The overall output of the bidirectional RNN must have two elements as well:

  • a concatenation side-by-side of both sequences of hidden states (out and out_rev_back)

  • the concatenation of final hidden states of both layers

out
tensor([[[ 0.3924,  0.8146],
         [ 0.4347, -0.0481],
         [-0.1521, -0.3367],
         [-0.5297,  0.3551]]], grad_fn=<TransposeBackward1>)
out_rev_back
tensor([[[-0.9355, -0.8353],
         [-0.1766,  0.2596],
         [ 0.8829,  0.0425],
         [-0.2032, -0.7901]]], grad_fn=<FlipBackward>)
torch.cat([out, out_rev_back], dim=2), torch.cat([h, h_rev])
(tensor([[[ 0.3924,  0.8146, -0.9355, -0.8353],
          [ 0.4347, -0.0481, -0.1766,  0.2596],
          [-0.1521, -0.3367,  0.8829,  0.0425],
          [-0.5297,  0.3551, -0.2032, -0.7901]]], grad_fn=<CatBackward>),
 tensor([[[-0.5297,  0.3551]],
 
         [[-0.9355, -0.8353]]], grad_fn=<CatBackward>))

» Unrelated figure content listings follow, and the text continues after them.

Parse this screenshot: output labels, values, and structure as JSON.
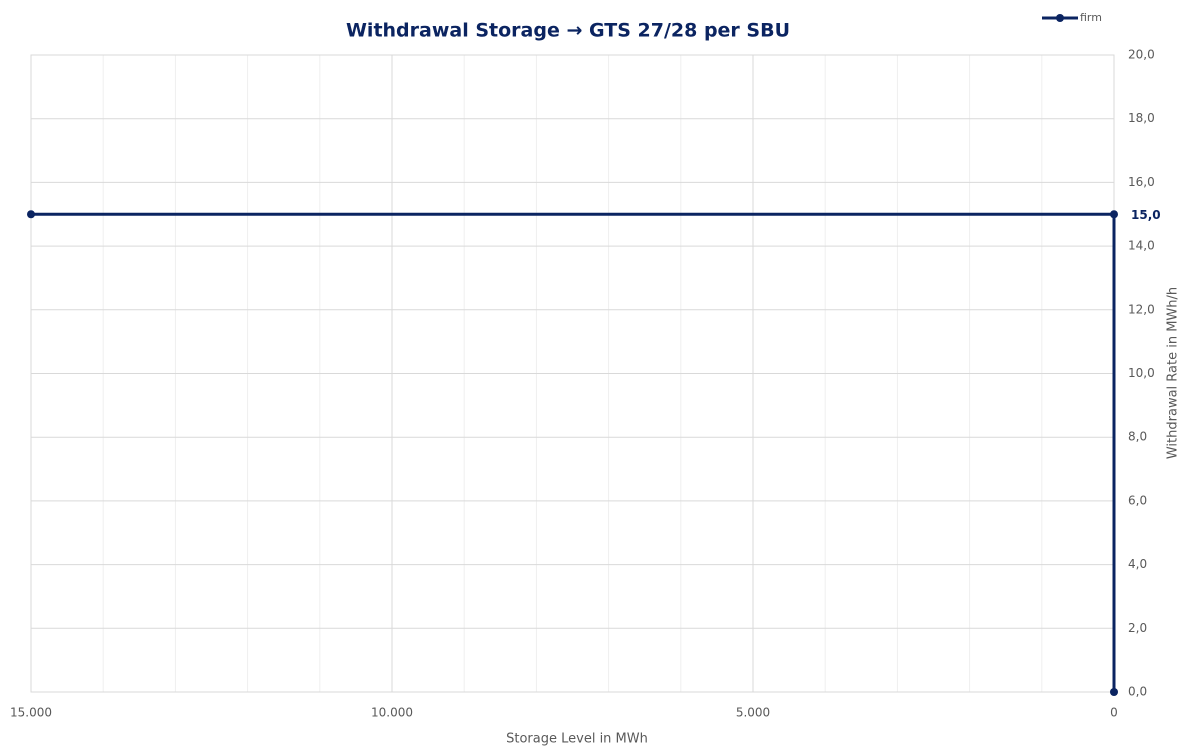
{
  "chart_data": {
    "type": "line",
    "title": "Withdrawal Storage → GTS 27/28 per SBU",
    "x_label": "Storage Level in MWh",
    "y_label": "Withdrawal Rate in MWh/h",
    "x": [
      15000,
      0,
      0
    ],
    "series": [
      {
        "name": "firm",
        "color": "#0b2461",
        "values": [
          15,
          15,
          0
        ],
        "value_labels": [
          null,
          "15,0",
          null
        ]
      }
    ],
    "xlim": [
      15000,
      0
    ],
    "xticks": [
      {
        "value": 15000,
        "label": "15.000"
      },
      {
        "value": 10000,
        "label": "10.000"
      },
      {
        "value": 5000,
        "label": "5.000"
      },
      0
    ],
    "xminorticks": [
      14000,
      13000,
      12000,
      11000,
      9000,
      8000,
      7000,
      6000,
      4000,
      3000,
      2000,
      1000
    ],
    "ylim": [
      0,
      20
    ],
    "yticks": [
      {
        "value": 0,
        "label": "0,0"
      },
      {
        "value": 2,
        "label": "2,0"
      },
      {
        "value": 4,
        "label": "4,0"
      },
      {
        "value": 6,
        "label": "6,0"
      },
      {
        "value": 8,
        "label": "8,0"
      },
      {
        "value": 10,
        "label": "10,0"
      },
      {
        "value": 12,
        "label": "12,0"
      },
      {
        "value": 14,
        "label": "14,0"
      },
      {
        "value": 16,
        "label": "16,0"
      },
      {
        "value": 18,
        "label": "18,0"
      },
      {
        "value": 20,
        "label": "20,0"
      }
    ],
    "grid": true,
    "y_axis_side": "right",
    "legend": "top-right"
  }
}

Double check the results with the bi-directional RNN itself

out, hidden = rnn_bidirect(x)
out, hidden
(tensor([[[ 0.3924,  0.8146, -0.9355, -0.8353],
          [ 0.4347, -0.0481, -0.1766,  0.2596],
          [-0.1521, -0.3367,  0.8829,  0.0425],
          [-0.5297,  0.3551, -0.2032, -0.7901]]], grad_fn=<TransposeBackward1>),
 tensor([[[-0.5297,  0.3551]],
 
         [[-0.9355, -0.8353]]], grad_fn=<StackBackward>))

Important

For bidirectional RNNs, the last element of the output ISN’T the final hidden state! Once again, since we’re using a batch_first layer, we need to permute the hidden state’s dimensions to batch-first as well:

out[:, -1] == hidden.permute(1, 0, 2).view(1, -1)
tensor([[ True,  True, False, False]])

Bidirectional RNNs are different because the final hidden state corresponds to the last element in the sequence for the forward layer and to the first element in the sequence for the reverse layer. The output, on the other hand, is aligned to sequence, hence the difference.